Es importante y necesaria la libertad exterior, garantizada por leyes civiles justas, y por esto con razón nos alegramos de que hoy aumente el número de los países donde se respetan los derechos fundamentales de la persona humana, aunque a veces el precio de esta libertad haya sido muy alto, a costa de grandes sacrificios e incluso de sangre. Pero la libertad exterior -aun siendo tan preciosa- por sí sola no basta. En sus raíces debe estar siempre la libertad interior, propia de los hijos de Dios que viven según el Espíritu (cf. Ga 5, 16), guiados por una recta conciencia moral, capaces de escoger el bien verdadero. “Donde está el Espíritu del Señor, allí está la libertad” (2 Co 3, 17). Es este, queridos jóvenes, el único camino para construir una humanidad madura y digna de este nombre.

Ved, pues, cuán grande y comprometedora es la herencia de los hijos de Dios, a la cual sois llamados. Acogedla con gratitud y responsabilidad. ¡No la malgastéis! Tened el coraje de vivirla cada día de modo coherente y anunciadla a los demás. Así el mundo llegará a ser, cada vez más, la gran familia de los hijos de Dios.

¿Dónde se puede aprender mejor qué cosa significa ser hijos de Dios sino a los pies de la Madre de Dios? María es la mejor Maestra. A ella ha sido confiado un papel fundamental en la historia de la salvación: “Al llegar la plenitud de los tiempos, envió Dios a su Hijo, nacido de mujer, nacido bajo la ley, para rescatar a los que se hallaban bajo la ley, y para que recibiéramos la filiación adoptiva” (Ga 4, 4).

Hasta allí Juan Pablo II. Se refirió luego el Papa a la Patrona de Polonia, a donde irían en peregrinación. Nosotros, como el pueblo polaco, podemos encontrar, en la casa de la Madre, la fuerza de la fe, de la esperanza, de la propia dignidad de los hijos de Dios.Dijo Juan Pablo II: ¿Dónde, sino en su corazón maternal, se puede guardar mejor la herencia de los hijos de Dios prometida por el Padre?


[1] Reflexión 25, del 17 de agosto, 2006

[2] El tema de la santidad a la que somos llamados se ha tratado en otras reflexiones. Véase por ejemplo la del jueves 9 de noviembre de 2006. Sobre la necesidadde nuestra colaboración libre en el camino de la santidad,véase la Reflexión 26, del 24 de agosto 2006, sobre el Nº 39 del Compendio.

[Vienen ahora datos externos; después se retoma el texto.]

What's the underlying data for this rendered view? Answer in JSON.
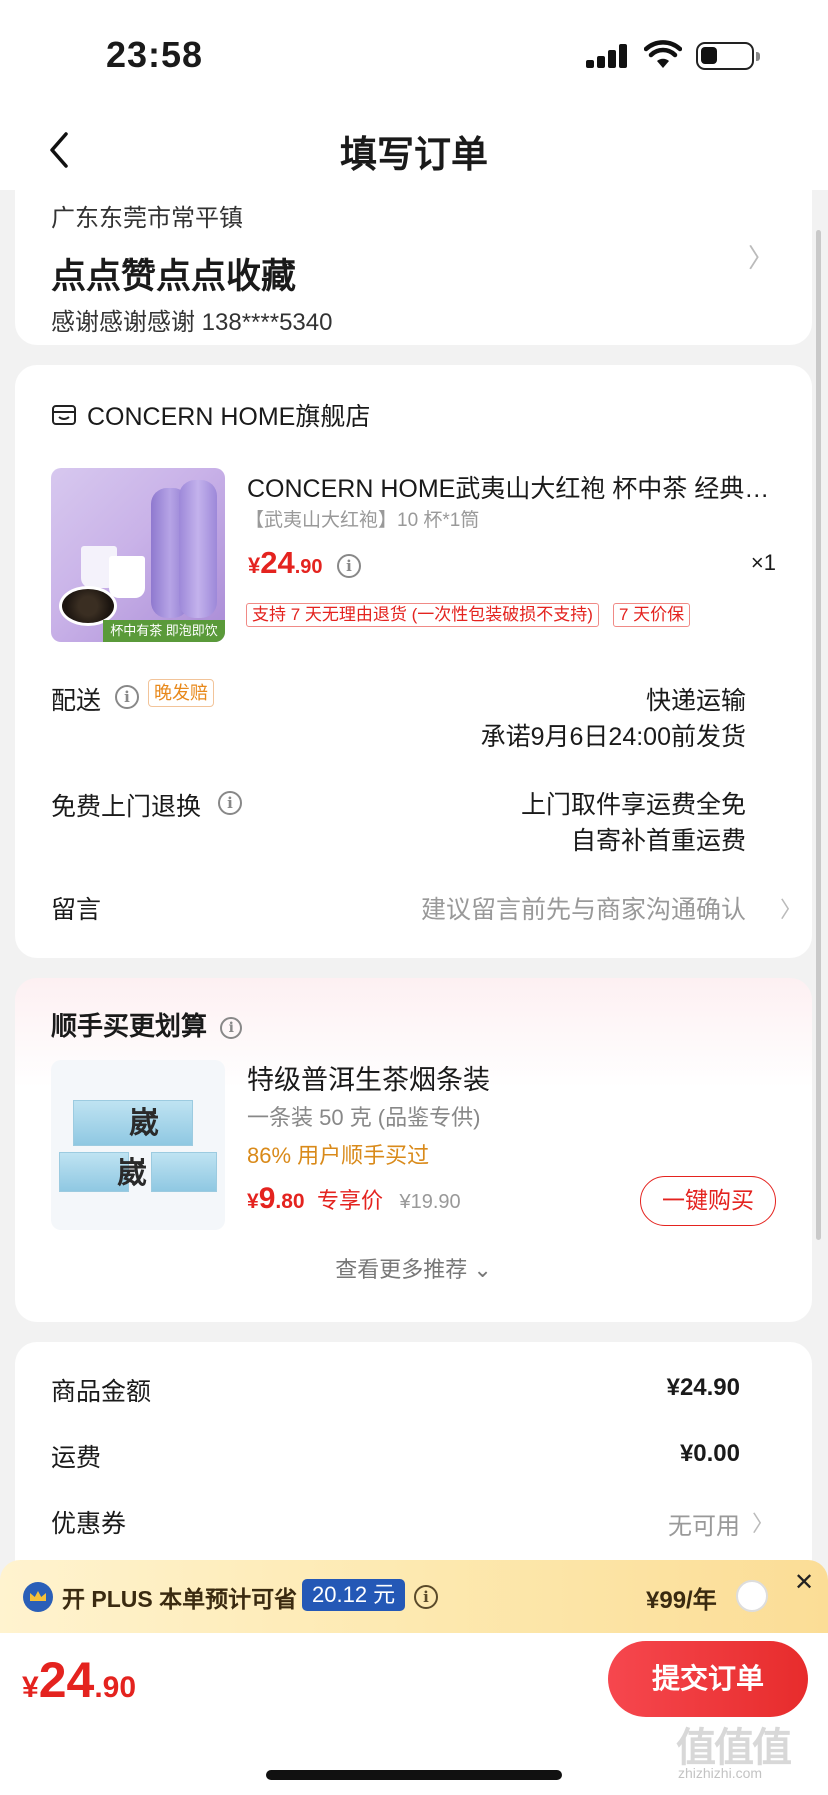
{
  "status": {
    "time": "23:58"
  },
  "nav": {
    "title": "填写订单"
  },
  "address": {
    "region": "广东东莞市常平镇",
    "detail": "点点赞点点收藏",
    "contact": "感谢感谢感谢  138****5340"
  },
  "shop": {
    "name": "CONCERN HOME旗舰店",
    "product": {
      "title": "CONCERN HOME武夷山大红袍 杯中茶 经典…",
      "spec": "【武夷山大红袍】10 杯*1筒",
      "price_currency": "¥",
      "price_int": "24",
      "price_dec": ".90",
      "qty": "×1",
      "image_text": "杯中有茶 即泡即饮",
      "tags": [
        "支持 7 天无理由退货 (一次性包装破损不支持)",
        "7 天价保"
      ]
    },
    "delivery": {
      "label": "配送",
      "late_tag": "晚发赔",
      "method": "快递运输",
      "promise": "承诺9月6日24:00前发货"
    },
    "return": {
      "label": "免费上门退换",
      "line1": "上门取件享运费全免",
      "line2": "自寄补首重运费"
    },
    "note": {
      "label": "留言",
      "placeholder": "建议留言前先与商家沟通确认"
    }
  },
  "recommend": {
    "title": "顺手买更划算",
    "name": "特级普洱生茶烟条装",
    "sub": "一条装 50 克 (品鉴专供)",
    "bought": "86% 用户顺手买过",
    "price_currency": "¥",
    "price_int": "9",
    "price_dec": ".80",
    "price_tag": "专享价",
    "orig_price": "¥19.90",
    "buy_label": "一键购买",
    "more_label": "查看更多推荐 ⌄"
  },
  "summary": {
    "goods_label": "商品金额",
    "goods_value": "¥24.90",
    "shipping_label": "运费",
    "shipping_value": "¥0.00",
    "coupon_label": "优惠券",
    "coupon_value": "无可用"
  },
  "plus": {
    "text": "开 PLUS 本单预计可省",
    "save": "20.12 元",
    "year_price": "¥99/年"
  },
  "bottom": {
    "total_currency": "¥",
    "total_int": "24",
    "total_dec": ".90",
    "submit_label": "提交订单",
    "watermark": "值值值",
    "watermark_sub": "zhizhizhi.com"
  },
  "colors": {
    "accent": "#e4231f",
    "plus_blue": "#2458b6"
  }
}
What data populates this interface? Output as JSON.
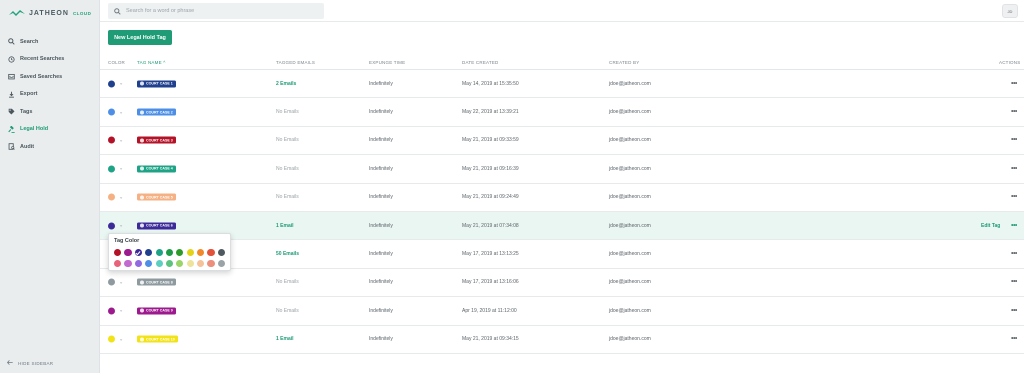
{
  "app": {
    "logo_text": "JATHEON",
    "logo_suffix": "CLOUD"
  },
  "sidebar": {
    "items": [
      {
        "label": "Search",
        "icon": "search-icon",
        "active": false
      },
      {
        "label": "Recent Searches",
        "icon": "history-icon",
        "active": false
      },
      {
        "label": "Saved Searches",
        "icon": "inbox-icon",
        "active": false
      },
      {
        "label": "Export",
        "icon": "download-icon",
        "active": false
      },
      {
        "label": "Tags",
        "icon": "tag-icon",
        "active": false
      },
      {
        "label": "Legal Hold",
        "icon": "gavel-icon",
        "active": true
      },
      {
        "label": "Audit",
        "icon": "audit-icon",
        "active": false
      }
    ],
    "hide_label": "HIDE SIDEBAR"
  },
  "topbar": {
    "search_placeholder": "Search for a word or phrase",
    "avatar_initials": "JD"
  },
  "main": {
    "new_button_label": "New Legal Hold Tag",
    "columns": {
      "color": "COLOR",
      "tag_name": "TAG NAME",
      "tagged_emails": "TAGGED EMAILS",
      "expunge_time": "EXPUNGE TIME",
      "date_created": "DATE CREATED",
      "created_by": "CREATED BY",
      "actions": "ACTIONS"
    },
    "sort_indicator": "^",
    "edit_label": "Edit Tag",
    "actions_glyph": "•••",
    "rows": [
      {
        "color": "#1f3f8f",
        "tag": "COURT CASE 1",
        "emails": "2 Emails",
        "has_emails": true,
        "expunge": "Indefinitely",
        "date": "May 14, 2019 at 15:35:50",
        "by": "jdoe@jatheon.com"
      },
      {
        "color": "#4d8fe6",
        "tag": "COURT CASE 2",
        "emails": "No Emails",
        "has_emails": false,
        "expunge": "Indefinitely",
        "date": "May 22, 2019 at 13:39:21",
        "by": "jdoe@jatheon.com"
      },
      {
        "color": "#b31227",
        "tag": "COURT CASE 3",
        "emails": "No Emails",
        "has_emails": false,
        "expunge": "Indefinitely",
        "date": "May 21, 2019 at 09:33:59",
        "by": "jdoe@jatheon.com"
      },
      {
        "color": "#1fa386",
        "tag": "COURT CASE 4",
        "emails": "No Emails",
        "has_emails": false,
        "expunge": "Indefinitely",
        "date": "May 21, 2019 at 09:16:39",
        "by": "jdoe@jatheon.com"
      },
      {
        "color": "#f5b183",
        "tag": "COURT CASE 5",
        "emails": "No Emails",
        "has_emails": false,
        "expunge": "Indefinitely",
        "date": "May 21, 2019 at 09:24:49",
        "by": "jdoe@jatheon.com"
      },
      {
        "color": "#3d2a9a",
        "tag": "COURT CASE 6",
        "emails": "1 Email",
        "has_emails": true,
        "expunge": "Indefinitely",
        "date": "May 21, 2019 at 07:34:08",
        "by": "jdoe@jatheon.com",
        "highlight": true
      },
      {
        "color": "#7a4bd0",
        "tag": "COURT CASE 7",
        "emails": "50 Emails",
        "has_emails": true,
        "expunge": "Indefinitely",
        "date": "May 17, 2019 at 13:13:25",
        "by": "jdoe@jatheon.com"
      },
      {
        "color": "#8e9a9f",
        "tag": "COURT CASE 8",
        "emails": "No Emails",
        "has_emails": false,
        "expunge": "Indefinitely",
        "date": "May 17, 2019 at 13:16:06",
        "by": "jdoe@jatheon.com"
      },
      {
        "color": "#9c1a8e",
        "tag": "COURT CASE 9",
        "emails": "No Emails",
        "has_emails": false,
        "expunge": "Indefinitely",
        "date": "Apr 19, 2019 at 11:12:00",
        "by": "jdoe@jatheon.com"
      },
      {
        "color": "#f2e319",
        "tag": "COURT CASE 10",
        "emails": "1 Email",
        "has_emails": true,
        "expunge": "Indefinitely",
        "date": "May 21, 2019 at 09:34:15",
        "by": "jdoe@jatheon.com"
      }
    ]
  },
  "tag_color_popover": {
    "title": "Tag Color",
    "selected_index": 2,
    "row1": [
      "#b31227",
      "#9c1a8e",
      "#3d2a9a",
      "#1f3f8f",
      "#1fa386",
      "#1f9b47",
      "#2e9a2a",
      "#e2d319",
      "#f0892a",
      "#e2533b",
      "#4e5a5f"
    ],
    "row2": [
      "#e8627a",
      "#c26ad0",
      "#8f6ae0",
      "#4d8fe6",
      "#5cd0c0",
      "#5cc37f",
      "#9ad56a",
      "#eee39a",
      "#f5c29a",
      "#ec8f7d",
      "#9aa4a8"
    ]
  }
}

[3]Cfr. Mt, 26,50: El P. Severiano del Páramo, S.J. en su comentario al Evangelio de Mateo en BAC 207, Pg. 330, comenta: Jesucristo contesta a aquel saludo traidor con unas palabras llenas de mansedumbre. Con la palabra ‘amigo’ le recuerda los estrechos lazos que con él le han unido hasta aquel momento y le insinúa que por su parte está dispuesto a admitirle de nuevo en su amistad si hiciera penitencia por su pecado.

[4]Véase Ef 2, 14-16, que termina: (…)”dando en sí mismo muerte a la Enemistad”.